Too bad Michael Moore made the documentary, or it would hold more validity with the public. I'm sure there will be a bunch of other junk in the film that completely discredits the valid information.

Regional pilot pay and QOL is a story that needs to be told.

The Friendly Skies said...

I'm totally posting this way late but girl... I KNOW! I totally agree with you. I had NO idea before becoming a Flight Attendant what pilots make first year at regionals. It's disgusting. Really, it is.

These guys and girls come out of aviation programs with tons of debt. They fly planes and have peoples lives in their hands every day.
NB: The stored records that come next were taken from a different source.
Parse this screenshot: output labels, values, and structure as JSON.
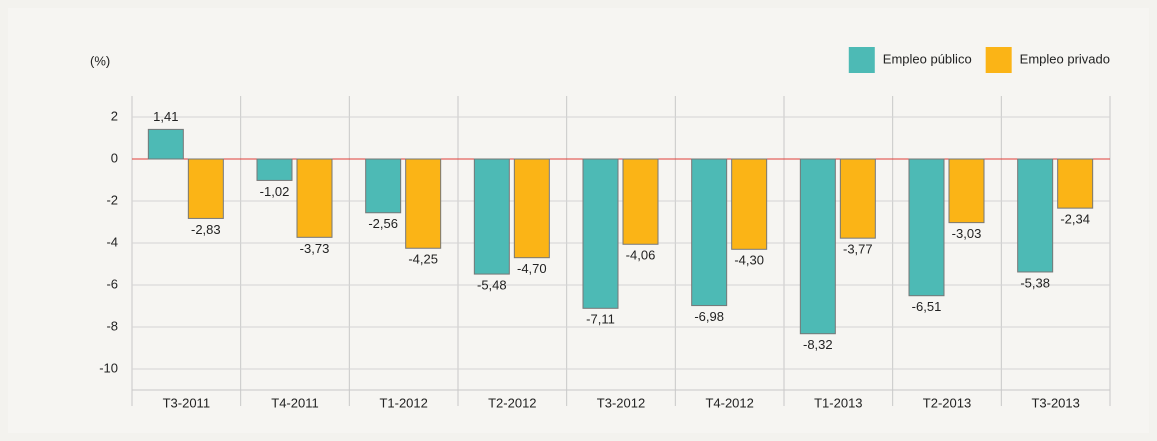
{
  "chart_data": {
    "type": "bar",
    "y_label": "(%)",
    "categories": [
      "T3-2011",
      "T4-2011",
      "T1-2012",
      "T2-2012",
      "T3-2012",
      "T4-2012",
      "T1-2013",
      "T2-2013",
      "T3-2013"
    ],
    "series": [
      {
        "name": "Empleo público",
        "color": "#4dbab5",
        "values": [
          1.41,
          -1.02,
          -2.56,
          -5.48,
          -7.11,
          -6.98,
          -8.32,
          -6.51,
          -5.38
        ],
        "value_labels": [
          "1,41",
          "-1,02",
          "-2,56",
          "-5,48",
          "-7,11",
          "-6,98",
          "-8,32",
          "-6,51",
          "-5,38"
        ]
      },
      {
        "name": "Empleo privado",
        "color": "#fbb416",
        "values": [
          -2.83,
          -3.73,
          -4.25,
          -4.7,
          -4.06,
          -4.3,
          -3.77,
          -3.03,
          -2.34
        ],
        "value_labels": [
          "-2,83",
          "-3,73",
          "-4,25",
          "-4,70",
          "-4,06",
          "-4,30",
          "-3,77",
          "-3,03",
          "-2,34"
        ]
      }
    ],
    "ylim": [
      -11,
      3
    ],
    "yticks": [
      2,
      0,
      -2,
      -4,
      -6,
      -8,
      -10
    ],
    "grid": true,
    "legend": "top-right"
  }
}
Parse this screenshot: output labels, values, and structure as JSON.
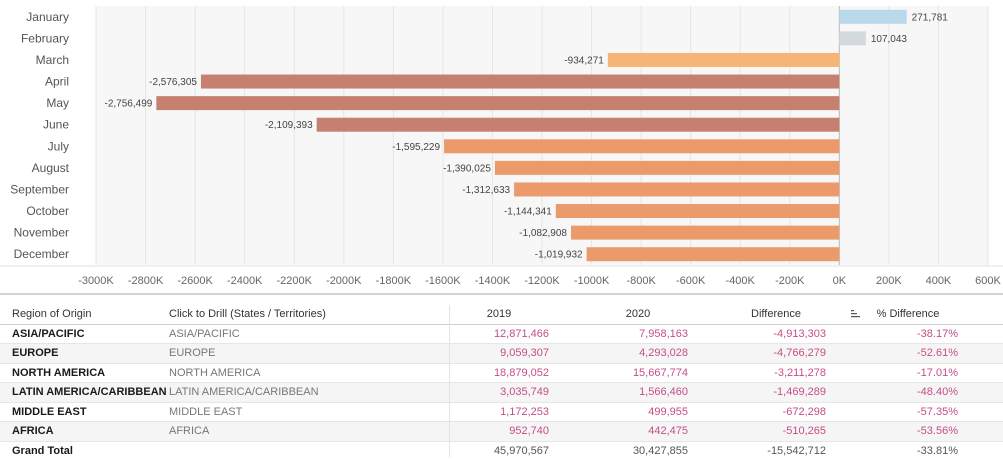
{
  "chart_data": {
    "type": "bar",
    "orientation": "horizontal",
    "categories": [
      "January",
      "February",
      "March",
      "April",
      "May",
      "June",
      "July",
      "August",
      "September",
      "October",
      "November",
      "December"
    ],
    "values": [
      271781,
      107043,
      -934271,
      -2576305,
      -2756499,
      -2109393,
      -1595229,
      -1390025,
      -1312633,
      -1144341,
      -1082908,
      -1019932
    ],
    "data_labels": [
      "271,781",
      "107,043",
      "-934,271",
      "-2,576,305",
      "-2,756,499",
      "-2,109,393",
      "-1,595,229",
      "-1,390,025",
      "-1,312,633",
      "-1,144,341",
      "-1,082,908",
      "-1,019,932"
    ],
    "tick_labels": [
      "-3000K",
      "-2800K",
      "-2600K",
      "-2400K",
      "-2200K",
      "-2000K",
      "-1800K",
      "-1600K",
      "-1400K",
      "-1200K",
      "-1000K",
      "-800K",
      "-600K",
      "-400K",
      "-200K",
      "0K",
      "200K",
      "400K",
      "600K"
    ],
    "xlim": [
      -3000000,
      600000
    ],
    "title": "",
    "xlabel": "",
    "ylabel": "",
    "grid": "vertical",
    "colors": {
      "positive_large": "#b9d8ea",
      "positive_small": "#d2dadd",
      "negative_light": "#f5b577",
      "negative_mid": "#eb9a6c",
      "negative_dark": "#c58070"
    }
  },
  "table": {
    "headers": {
      "region": "Region of  Origin",
      "drill": "Click to Drill (States / Territories)",
      "y2019": "2019",
      "y2020": "2020",
      "diff": "Difference",
      "pct": "% Difference"
    },
    "rows": [
      {
        "region": "ASIA/PACIFIC",
        "drill": "ASIA/PACIFIC",
        "y2019": "12,871,466",
        "y2020": "7,958,163",
        "diff": "-4,913,303",
        "pct": "-38.17%"
      },
      {
        "region": "EUROPE",
        "drill": "EUROPE",
        "y2019": "9,059,307",
        "y2020": "4,293,028",
        "diff": "-4,766,279",
        "pct": "-52.61%"
      },
      {
        "region": "NORTH AMERICA",
        "drill": "NORTH AMERICA",
        "y2019": "18,879,052",
        "y2020": "15,667,774",
        "diff": "-3,211,278",
        "pct": "-17.01%"
      },
      {
        "region": "LATIN AMERICA/CARIBBEAN",
        "drill": "LATIN AMERICA/CARIBBEAN",
        "y2019": "3,035,749",
        "y2020": "1,566,460",
        "diff": "-1,469,289",
        "pct": "-48.40%"
      },
      {
        "region": "MIDDLE EAST",
        "drill": "MIDDLE EAST",
        "y2019": "1,172,253",
        "y2020": "499,955",
        "diff": "-672,298",
        "pct": "-57.35%"
      },
      {
        "region": "AFRICA",
        "drill": "AFRICA",
        "y2019": "952,740",
        "y2020": "442,475",
        "diff": "-510,265",
        "pct": "-53.56%"
      }
    ],
    "total": {
      "region": "Grand Total",
      "y2019": "45,970,567",
      "y2020": "30,427,855",
      "diff": "-15,542,712",
      "pct": "-33.81%"
    },
    "sort_icon": "sort-icon"
  }
}
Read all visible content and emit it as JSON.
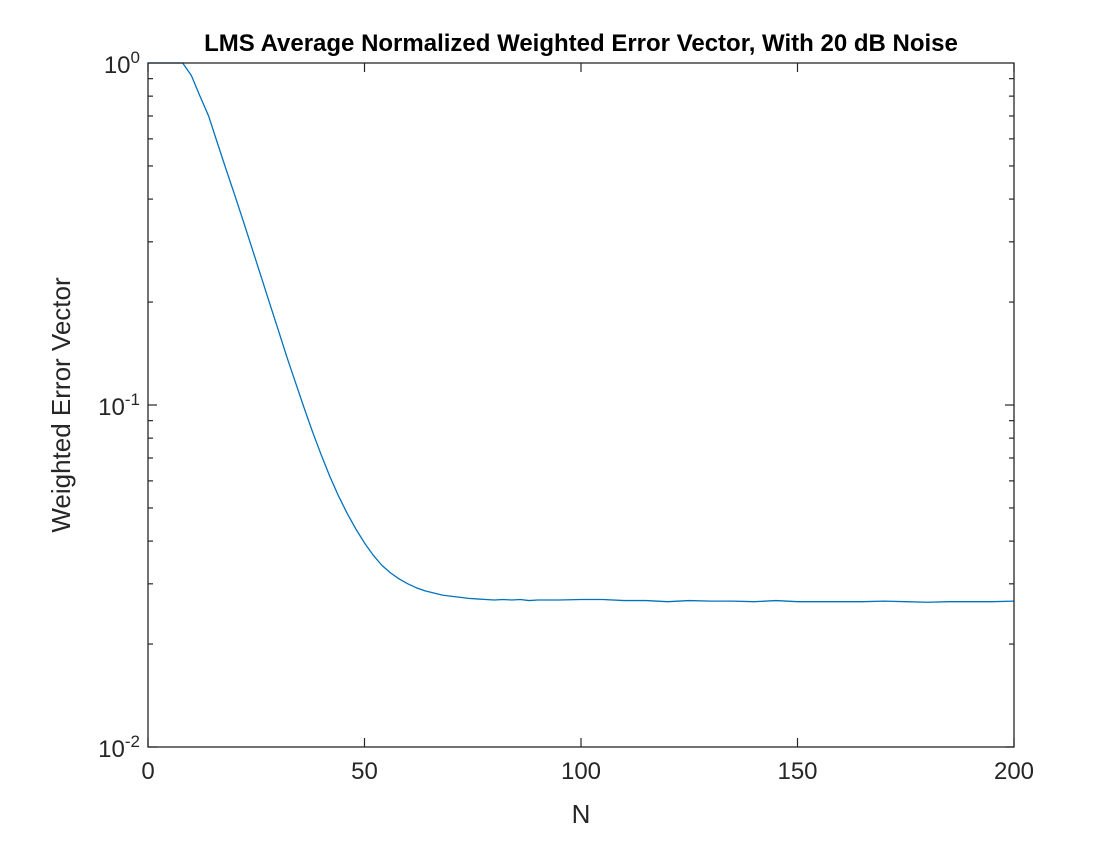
{
  "chart_data": {
    "type": "line",
    "title": "LMS Average Normalized Weighted Error Vector, With 20 dB Noise",
    "xlabel": "N",
    "ylabel": "Weighted Error Vector",
    "xlim": [
      0,
      200
    ],
    "ylim": [
      0.01,
      1
    ],
    "yscale": "log",
    "grid": false,
    "legend": "none",
    "x_ticks": [
      {
        "value": 0,
        "label": "0"
      },
      {
        "value": 50,
        "label": "50"
      },
      {
        "value": 100,
        "label": "100"
      },
      {
        "value": 150,
        "label": "150"
      },
      {
        "value": 200,
        "label": "200"
      }
    ],
    "y_ticks": [
      {
        "value": 1,
        "base": "10",
        "exp": "0"
      },
      {
        "value": 0.1,
        "base": "10",
        "exp": "-1"
      },
      {
        "value": 0.01,
        "base": "10",
        "exp": "-2"
      }
    ],
    "series": [
      {
        "color": "#0072bd",
        "x": [
          0,
          2,
          4,
          6,
          8,
          10,
          12,
          14,
          16,
          18,
          20,
          22,
          24,
          26,
          28,
          30,
          32,
          34,
          36,
          38,
          40,
          42,
          44,
          46,
          48,
          50,
          52,
          54,
          56,
          58,
          60,
          62,
          64,
          66,
          68,
          70,
          72,
          74,
          76,
          78,
          80,
          82,
          84,
          86,
          88,
          90,
          95,
          100,
          105,
          110,
          115,
          120,
          125,
          130,
          135,
          140,
          145,
          150,
          155,
          160,
          165,
          170,
          175,
          180,
          185,
          190,
          195,
          200
        ],
        "y": [
          1,
          1,
          1,
          1,
          1,
          0.92,
          0.8,
          0.7,
          0.585,
          0.49,
          0.412,
          0.345,
          0.288,
          0.24,
          0.2,
          0.167,
          0.139,
          0.117,
          0.0985,
          0.0835,
          0.0715,
          0.0618,
          0.0542,
          0.0482,
          0.0434,
          0.0395,
          0.0364,
          0.034,
          0.0323,
          0.031,
          0.03,
          0.0292,
          0.0286,
          0.0282,
          0.0278,
          0.0276,
          0.0274,
          0.0272,
          0.0271,
          0.027,
          0.0269,
          0.027,
          0.0269,
          0.027,
          0.0268,
          0.0269,
          0.0269,
          0.027,
          0.027,
          0.0268,
          0.0268,
          0.0266,
          0.0268,
          0.0267,
          0.0267,
          0.0266,
          0.0268,
          0.0266,
          0.0266,
          0.0266,
          0.0266,
          0.0267,
          0.0266,
          0.0265,
          0.0266,
          0.0266,
          0.0266,
          0.0267
        ]
      }
    ]
  }
}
They take off and land more times that major airline pilots do (which is the most critical phase of flight) and they have longer work days, shorter overnights and less days off than more senior guys.

That would piss me off too and my boyfriend isn't furloughed! (He is at the same regional as I am though!) He is a hard worker and a good pilot. I gladly trust him with my life. It is all about timing in this industry which is a shame. Some real good pilots get screwed in the mix of it all.

It will turn around soon though. 2014 something like 9000 US pilots are up for retirement. The doors will open for the major carriers and the tides will turn. At least they wont be on food stamps anymore!